The statutory residence test has in the main delivered this, however, residency has always been, and still is a highly complex and contested area of tax legislation. Often the stakes are very high, and therefore the incentives to achieve residency or non-residency are great on both sides.
The test, which came into force on 6 April 2013, was designed to provide, if not absolute certainty in all cases, something approaching this for the majority of people. However, due to the complexity of the area, the test, or rather tests, that resulted are equally complicated, and in some cases are not final.
But why is residency such an important issue, and how does the statutory residency test affect the tax payer?
The importance of residency
Residency is one of the key issues in deciding whether an individual is liable to tax in the UK. Broadly speaking, if you are resident in the UK, you will be liable to pay tax in the UK on your worldwide income and gains in any given tax year, unless you are able to avail yourself of the remittance basis (only open to non doms and only under certain circumstances).
By contrast, if you are not resident, you are only liable to UK tax on UK situs income – e.g. rental income on UK property. Your capital gains are also usually not taxable in the UK, unless again they relate to UK situs assets, such as gains made on properties (but only since April 2015).
Over recent years, residency has grown in importance and other areas of the tax legislation now include reference to it – for example, you will only be able to claim Principal Private Residence on properties situated in your country of residence.
Furthermore, residency also plays a part in deemed domicile status, which ultimately can affect your inheritance tax position.
It is therefore vitally important that you are able to know for sure whether HMRC will deem that you are resident. Having this certainty will allow you to plan, and should also prevent long and expensive battles with HMRC, like the Gaines Cooper case, which lasted for over 5 years.
The tests – Statutory Residence Test
In general terms, there are 3 tests – one that definitively proves non-residence, a second that definitively proves that you are resident, and a third which is only used if the first two prove inconclusive.
The tests are most easily understood by way of a flow chat – which has been provided below. However, each test can be in itself complex and so needs to be looked at with significant care – especially in borderline cases.
As was the case pre 6 April 2013, day count is still an important factor, especially when considering definitive residency and definitive non residency – Anyone who has spent less than 46 days in the UK in any tax year is conclusively non-resident, and anyone who has spent more than 183 is conclusively resident.
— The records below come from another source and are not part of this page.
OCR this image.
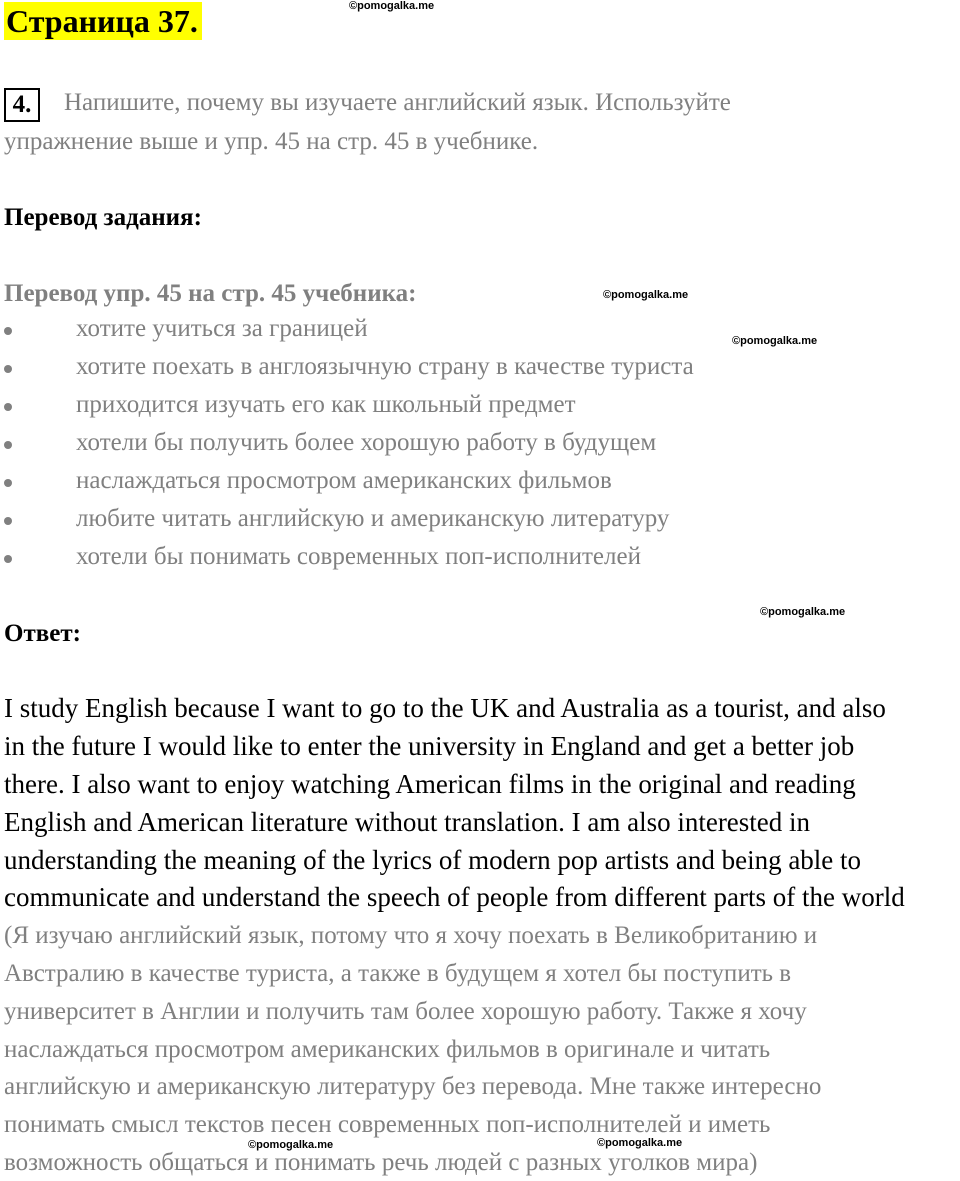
Страница 37.	©pomogalka.me
©pomogalka.me
©pomogalka.me
©pomogalka.me
©pomogalka.me	©pomogalka.me
4.	Напишите, почему вы изучаете английский язык. Используйте
упражнение выше и упр. 45 на стр. 45 в учебнике.
Перевод задания:
Перевод упр. 45 на стр. 45 учебника:
хотите учиться за границей
хотите поехать в англоязычную страну в качестве туриста
приходится изучать его как школьный предмет
хотели бы получить более хорошую работу в будущем
наслаждаться просмотром американских фильмов
любите читать английскую и американскую литературу
хотели бы понимать современных поп-исполнителей
Ответ:
I study English because I want to go to the UK and Australia as a tourist, and also
in the future I would like to enter the university in England and get a better job
there. I also want to enjoy watching American films in the original and reading
English and American literature without translation. I am also interested in
understanding the meaning of the lyrics of modern pop artists and being able to
communicate and understand the speech of people from different parts of the world
(Я изучаю английский язык, потому что я хочу поехать в Великобританию и
Австралию в качестве туриста, а также в будущем я хотел бы поступить в
университет в Англии и получить там более хорошую работу. Также я хочу
наслаждаться просмотром американских фильмов в оригинале и читать
английскую и американскую литературу без перевода. Мне также интересно
понимать смысл текстов песен современных поп-исполнителей и иметь
возможность общаться и понимать речь людей с разных уголков мира)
The definitive tests also look at previously undefined concepts, including where your home is, and whether you work full time, in addition to considering your whereabouts in previous tax years.
When it is not possible to determine absolutely the position using the first two tests, test three is employed. This is split into two routes; one for those who are recent arrivers to the UK, and one for those leaving the UK.
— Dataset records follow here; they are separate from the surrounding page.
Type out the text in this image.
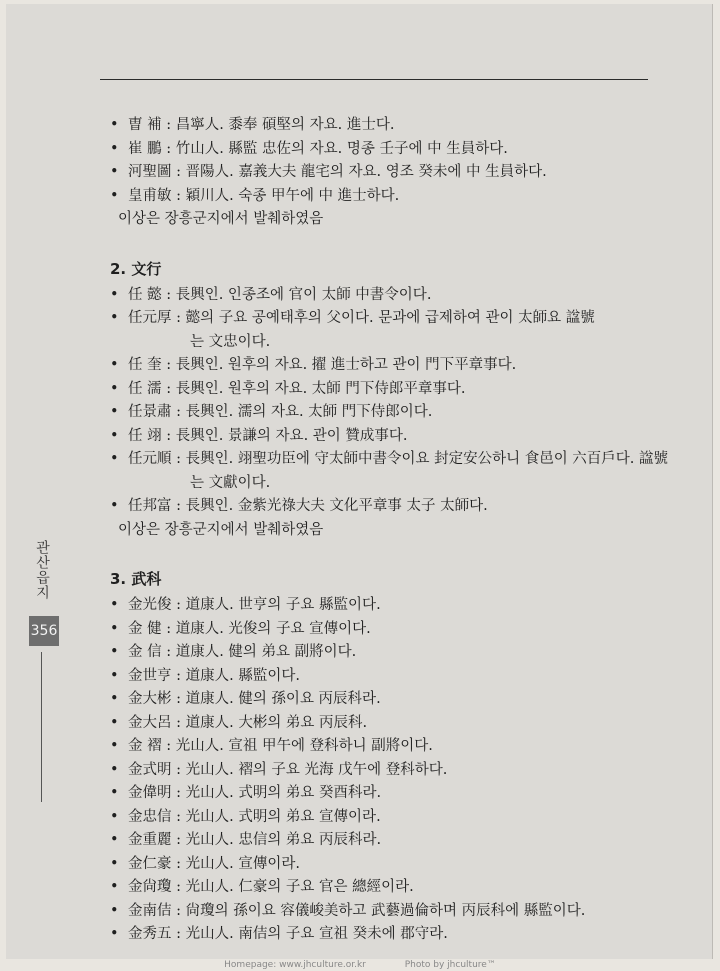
• 曺 補 : 昌寧人. 黍奉 碩堅의 자요. 進士다.
• 崔 鵬 : 竹山人. 縣監 忠佐의 자요. 명종 壬子에 中 生員하다.
• 河聖圖 : 晋陽人. 嘉義大夫 龍宅의 자요. 영조 癸未에 中 生員하다.
• 皇甫敏 : 穎川人. 숙종 甲午에 中 進士하다.
이상은 장흥군지에서 발췌하였음
2. 文行
• 任 懿 : 長興인. 인종조에 官이 太師 中書令이다.
• 任元厚 : 懿의 子요 공예태후의 父이다. 문과에 급제하여 관이 太師요 諡號
는 文忠이다.
• 任 奎 : 長興인. 원후의 자요. 擢 進士하고 관이 門下平章事다.
• 任 濡 : 長興인. 원후의 자요. 太師 門下侍郎平章事다.
• 任景肅 : 長興인. 濡의 자요. 太師 門下侍郎이다.
• 任 翊 : 長興인. 景謙의 자요. 관이 贊成事다.
• 任元順 : 長興인. 翊聖功臣에 守太師中書令이요 封定安公하니 食邑이 六百戶다. 諡號
는 文獻이다.
• 任邦富 : 長興인. 金紫光祿大夫 文化平章事 太子 太師다.
이상은 장흥군지에서 발췌하였음
3. 武科
• 金光俊 : 道康人. 世亨의 子요 縣監이다.
• 金 健 : 道康人. 光俊의 子요 宣傳이다.
• 金 信 : 道康人. 健의 弟요 副將이다.
• 金世亨 : 道康人. 縣監이다.
• 金大彬 : 道康人. 健의 孫이요 丙辰科라.
• 金大呂 : 道康人. 大彬의 弟요 丙辰科.
• 金 褶 : 光山人. 宣祖 甲午에 登科하니 副將이다.
• 金式明 : 光山人. 褶의 子요 光海 戊午에 登科하다.
• 金偉明 : 光山人. 式明의 弟요 癸酉科라.
• 金忠信 : 光山人. 式明의 弟요 宣傳이라.
• 金重麗 : 光山人. 忠信의 弟요 丙辰科라.
• 金仁豪 : 光山人. 宣傳이라.
• 金尙瓊 : 光山人. 仁豪의 子요 官은 總經이라.
• 金南佶 : 尙瓊의 孫이요 容儀峻美하고 武藝過倫하며 丙辰科에 縣監이다.
• 金秀五 : 光山人. 南佶의 子요 宣祖 癸未에 郡守라.
관산읍지
356
Homepage: www.jhculture.or.kr	Photo by jhculture™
Once the correct route has been chosen, the test takes two things into consideration:
1. Day count and;
2. Connecting factors.
Day count looks at your whereabouts, counting any day as ‘in’ where you were physically situated in the UK at midnight.
Connecting factors broaden the scope of the first two tests, and looks at:
- Whether your family is resident in the UK
- Whether there is available accommodation in the UK
- Whether you have significant employment in the UK
- Whether you have been present in the UK for more than 90 days in any of the previous three tax years
Day count and connecting factors are examined in combination – day count will determine how many connecting factors you are allowed before becoming resident, and vice versa.
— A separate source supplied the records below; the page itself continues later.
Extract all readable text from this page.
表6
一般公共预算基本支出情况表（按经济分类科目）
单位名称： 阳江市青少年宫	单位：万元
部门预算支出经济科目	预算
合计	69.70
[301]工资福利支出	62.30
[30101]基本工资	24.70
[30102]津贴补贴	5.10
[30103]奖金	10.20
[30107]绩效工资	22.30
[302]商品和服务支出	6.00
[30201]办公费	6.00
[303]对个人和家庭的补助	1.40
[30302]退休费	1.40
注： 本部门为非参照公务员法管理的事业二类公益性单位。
And so there are two ways in which the test can be approached:
Firstly from a historical point of view, to determine where you were resident in a previous year. In this case, it is probably simplest to start with your day count and then check connecting factors.
Secondly, you can use the test as a planning tool. In this case, it is usually easier to start with connecting factors, as generally these are the things that you will be least likely to be able to change. Once you have determined how many factors you have, you can then ascertain how many days that you can spend in the UK either to preserve your residency status or, of course, to lose it.
Once you have used the tests to determine your residency status, or have established what you must do in order to achieve that status in the coming year, what next?
Unfortunately, simply proving that you are UK resident (or not) in terms of the test is not always the end of the story, and so there may still be an element of doubt. Just because the test has shown that you are UK tax resident, you are not necessarily precluded from being tax resident in one or more other jurisdictions at the same time as the UK. The local legislation in those particular countries will need to be consulted to see if you also qualify as resident, and sometimes only the tie breaker clauses of the double taxation treaties will give you a final answer that can be relied upon.
As a non-dom, being resident in the UK over a longer period of time (roughly more than 7 years) will affect your ability to claim the Remittance Basis (at least cheaply). Ultimately, assuming announced changes are introduced, from April 2017 once you have been resident in the UK for 15 years in a 20 year period, you will be deemed domiciled and forced into being taxed on your worldwide income and gains; not to mention the existing deemed domicile rules for inheritance tax. Obviously, for those of you that are fortunate enough to qualify as non-dom, your tax residence status can have very serious and expensive consequences.
It is therefore essential that the test is used as a good starting place, but that in addition appropriate advice is taken well in advance of your residency status.